The research was performed in the framework of the National Science Foundation’s (NSF) Center for Aerosol Impacts on Chemistry of the Environment (CAICE), which has its headquarters at the Scripps Institution of Oceanography and the Department of Chemistry and Biochemistry at UC San Diego. “A strong motivator for this work has been the importance of N2O5 for atmospheric chemistry, human health and the environment. For these reasons the fate of N2O5 in the atmosphere has also been an important research focus in the CAICE center,” said Limmer, assistant professor at UC Berkeley.
It is known that up to 50% of emitted nitrogen oxides (NOx) are removed by hydrolysis of N2O5 in the troposphere. NOx, by the way, has significant importance for human health and the environment – it is toxic with adverse effects on the immune system and respiratory function, it leads to acid rain, and it leads to ozone layer depletion. Notably, reactions of N2O5 with aerosol reduce the concentration of NOx pollutants in the atmosphere. Molecular simulations provide a quantitative picture of this process and demonstrate the importance of the water interface.
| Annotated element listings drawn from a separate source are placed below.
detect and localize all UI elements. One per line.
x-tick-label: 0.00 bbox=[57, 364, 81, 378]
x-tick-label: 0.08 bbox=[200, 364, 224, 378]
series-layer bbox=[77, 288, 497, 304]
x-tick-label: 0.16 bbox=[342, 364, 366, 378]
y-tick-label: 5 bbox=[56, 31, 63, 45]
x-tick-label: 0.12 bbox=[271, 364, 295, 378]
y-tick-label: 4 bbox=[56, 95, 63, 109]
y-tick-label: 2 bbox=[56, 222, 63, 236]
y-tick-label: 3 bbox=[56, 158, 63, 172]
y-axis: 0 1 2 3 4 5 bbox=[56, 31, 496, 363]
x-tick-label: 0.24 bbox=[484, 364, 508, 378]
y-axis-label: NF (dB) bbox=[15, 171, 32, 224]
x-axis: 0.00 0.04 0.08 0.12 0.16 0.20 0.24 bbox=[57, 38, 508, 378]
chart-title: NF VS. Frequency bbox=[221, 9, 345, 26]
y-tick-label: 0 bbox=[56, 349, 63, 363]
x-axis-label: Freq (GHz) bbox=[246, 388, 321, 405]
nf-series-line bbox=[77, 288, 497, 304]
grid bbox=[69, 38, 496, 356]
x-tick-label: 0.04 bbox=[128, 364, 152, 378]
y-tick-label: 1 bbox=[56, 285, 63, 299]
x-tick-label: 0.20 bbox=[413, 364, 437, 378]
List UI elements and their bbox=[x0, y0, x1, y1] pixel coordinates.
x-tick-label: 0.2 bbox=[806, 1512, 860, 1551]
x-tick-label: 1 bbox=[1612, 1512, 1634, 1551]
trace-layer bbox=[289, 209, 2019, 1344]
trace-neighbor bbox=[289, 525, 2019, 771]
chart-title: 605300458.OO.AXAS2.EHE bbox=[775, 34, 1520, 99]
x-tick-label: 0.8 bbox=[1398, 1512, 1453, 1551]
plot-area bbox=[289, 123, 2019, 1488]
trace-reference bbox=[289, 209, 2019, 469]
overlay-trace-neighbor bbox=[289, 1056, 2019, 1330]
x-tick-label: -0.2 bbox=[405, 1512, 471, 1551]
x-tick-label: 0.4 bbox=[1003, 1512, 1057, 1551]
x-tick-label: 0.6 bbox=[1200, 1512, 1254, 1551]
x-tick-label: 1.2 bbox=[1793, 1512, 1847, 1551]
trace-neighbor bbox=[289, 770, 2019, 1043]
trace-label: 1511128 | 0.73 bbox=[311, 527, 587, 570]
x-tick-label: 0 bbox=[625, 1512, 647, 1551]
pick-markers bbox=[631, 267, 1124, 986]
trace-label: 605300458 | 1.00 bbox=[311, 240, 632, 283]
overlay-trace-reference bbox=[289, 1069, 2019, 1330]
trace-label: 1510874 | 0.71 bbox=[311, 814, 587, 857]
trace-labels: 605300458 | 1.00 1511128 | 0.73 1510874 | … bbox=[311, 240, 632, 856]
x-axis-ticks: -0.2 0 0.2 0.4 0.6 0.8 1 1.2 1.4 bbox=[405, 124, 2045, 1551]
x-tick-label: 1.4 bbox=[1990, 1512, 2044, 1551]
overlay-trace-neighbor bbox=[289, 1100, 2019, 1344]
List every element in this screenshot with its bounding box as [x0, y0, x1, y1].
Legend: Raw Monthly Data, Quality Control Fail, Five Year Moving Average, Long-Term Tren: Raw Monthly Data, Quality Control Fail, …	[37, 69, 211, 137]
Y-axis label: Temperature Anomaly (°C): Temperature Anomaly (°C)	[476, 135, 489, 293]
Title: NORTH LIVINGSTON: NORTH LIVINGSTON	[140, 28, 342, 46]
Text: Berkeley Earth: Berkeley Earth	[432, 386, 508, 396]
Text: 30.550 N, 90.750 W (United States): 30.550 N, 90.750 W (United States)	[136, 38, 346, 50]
“The molecular dynamics simulations are computationally very expensive and need to run for a sufficiently long time to obtain converged results. We were in the lucky position to have ample computational time on SDSC Expanse and Texas Advanced Computing Center (TACC) Stampede via an XSEDE (Extreme Science and Engineering Discovery Environment) research allocation, as well as the aerosol compute cluster that I operate for CAICE research at SDSC,” said Goetz.
According to Goetz, it was particularly intriguing how complex the chemistry of such a seemingly simple small molecule like N2O5 can be, to the point that it has eluded full understanding for many decades. “In previous work we developed a computational model for N2O5 and its interactions with water based on highly accurate quantum mechanical reference calculations,” he said. “The time was thus right for this project. We had all ingredients and tools in place including computer power to address remaining questions on the uptake of N2O5.”
This research was performed collaboratively by Goetz’ and Limmer’s research groups, including postdoctoral fellow Galib and Cruzeiro, who performed most of the simulations. The research team also benefited from discussions with Paesani and University of Wisconsin-Madison (UW-Madison) professors Timothy Bertram and Gilbert Nathanson, who are part of CAICE, as well as the wider CAICE research community.
This study was funded by the NSF through CAICE (grant no. CHE 1801971). The project involved XSEDE resources, supported by the NSF (grant no. ACI 1548562).